83 Finally, there is the subsidiary question whether Joodie as sublessor would have been the party required to take out a licence, were the premises to require one; see s37. The requirement to take out a licence falls under the legislation upon the person intending to "carry on the business of" the establishment. That may mean either that the licence should be taken out by Dr Bright, or Dr Bright in conjunction with Joodie. Either way, the most that one can derive from that fact is that ultimately there would have needed to have been co-operation between Dr Bright and the Centre so as to enable a decision to be made as to whether a licence was required and to proceed with obtaining the licence. However, there was never any indication from Joodie that it would have permitted the Procedures Room to be used for procedures that required such a licence. No attempt was therefore made to secure such co-operation. Instead, Joodie asserted, without legal foundation, the right to deny access to Dr Bright, on the false premise that Dr Bright's access depended on a favourable exercise of Joodie's discretion, either absolute or qualified.

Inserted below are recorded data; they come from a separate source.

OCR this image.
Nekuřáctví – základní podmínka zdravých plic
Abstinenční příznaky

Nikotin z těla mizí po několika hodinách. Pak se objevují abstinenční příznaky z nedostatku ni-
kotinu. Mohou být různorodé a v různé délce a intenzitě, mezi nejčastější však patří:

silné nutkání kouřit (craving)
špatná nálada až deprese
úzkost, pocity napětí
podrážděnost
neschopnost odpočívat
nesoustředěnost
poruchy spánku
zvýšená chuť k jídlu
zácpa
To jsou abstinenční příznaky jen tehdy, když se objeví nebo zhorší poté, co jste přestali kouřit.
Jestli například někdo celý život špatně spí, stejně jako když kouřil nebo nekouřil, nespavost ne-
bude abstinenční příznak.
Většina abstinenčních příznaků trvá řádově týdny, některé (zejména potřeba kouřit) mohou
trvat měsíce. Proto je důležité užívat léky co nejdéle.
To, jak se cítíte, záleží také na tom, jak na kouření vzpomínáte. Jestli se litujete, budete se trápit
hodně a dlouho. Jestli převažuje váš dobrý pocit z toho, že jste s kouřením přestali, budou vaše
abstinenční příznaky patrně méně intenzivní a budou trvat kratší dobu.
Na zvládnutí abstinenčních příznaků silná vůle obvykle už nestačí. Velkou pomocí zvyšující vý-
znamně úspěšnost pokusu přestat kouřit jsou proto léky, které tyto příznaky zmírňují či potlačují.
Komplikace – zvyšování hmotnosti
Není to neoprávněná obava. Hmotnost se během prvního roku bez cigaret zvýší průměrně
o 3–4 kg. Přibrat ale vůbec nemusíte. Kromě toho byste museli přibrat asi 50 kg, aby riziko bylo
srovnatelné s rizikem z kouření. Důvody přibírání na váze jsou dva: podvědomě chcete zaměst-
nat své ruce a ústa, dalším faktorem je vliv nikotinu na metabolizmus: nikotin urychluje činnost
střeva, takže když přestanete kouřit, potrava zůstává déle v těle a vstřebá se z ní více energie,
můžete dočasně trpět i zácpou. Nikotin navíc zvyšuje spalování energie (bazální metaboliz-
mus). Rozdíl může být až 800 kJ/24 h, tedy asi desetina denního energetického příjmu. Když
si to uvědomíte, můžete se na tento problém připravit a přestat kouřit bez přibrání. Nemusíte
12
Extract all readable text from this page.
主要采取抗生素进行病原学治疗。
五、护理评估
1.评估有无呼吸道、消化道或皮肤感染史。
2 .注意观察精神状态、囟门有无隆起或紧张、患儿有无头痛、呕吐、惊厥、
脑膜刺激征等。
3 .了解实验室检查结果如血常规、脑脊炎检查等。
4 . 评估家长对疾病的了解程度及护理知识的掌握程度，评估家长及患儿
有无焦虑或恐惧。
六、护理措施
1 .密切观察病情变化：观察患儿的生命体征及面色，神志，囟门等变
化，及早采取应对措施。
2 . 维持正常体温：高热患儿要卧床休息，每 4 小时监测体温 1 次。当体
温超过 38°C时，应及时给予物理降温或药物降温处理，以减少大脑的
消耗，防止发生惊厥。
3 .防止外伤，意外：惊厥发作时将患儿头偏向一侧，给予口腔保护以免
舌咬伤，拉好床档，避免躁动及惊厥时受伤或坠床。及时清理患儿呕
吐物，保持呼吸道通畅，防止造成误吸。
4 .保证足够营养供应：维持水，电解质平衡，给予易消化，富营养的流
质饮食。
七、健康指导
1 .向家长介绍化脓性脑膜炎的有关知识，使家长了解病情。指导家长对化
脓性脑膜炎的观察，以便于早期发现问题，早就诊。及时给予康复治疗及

84 I also agree with Dr Bright's submissions that the repudiatory conduct around 15 or 16 May 2001 was in no way connected with any perceived licensing considerations but rather by concern on Joodie's part as to its own insurance position. The licensing issue was a justification raised well after the repudiation such that the repudiatory intent emerged in mid-May 2001 and was not ex post facto justified by recourse to a perceived concern about licensing.
85 It follows from the conclusion that Joodie had breached the sublease in denying access and that the breach was a fundamental one, that Dr Bright was entitled, as he did, to treat the breach as a repudiation of the sublease. In those circumstances he was entitled to take the course he did of electing to treat the sublease as at an end and to obtain damages in consequence.
86 I should here deal with the question of whether there was any entitlement to terminate the contract which had not been itself breached. In my view the contract and the sublease were mutually dependent in the sense that breach of the contract was a breach of the sublease, though not in terms vice versa. Here, however, the two arrangements were so closely connected that the actions of Joodie in denying access to the Procedures Room, including for the purpose of any general practice carried out in the Procedures Room by Dr Bright, suffice to entitle Dr Bright to terminate the contract as well, once its substratum was removed by terminating the sublease.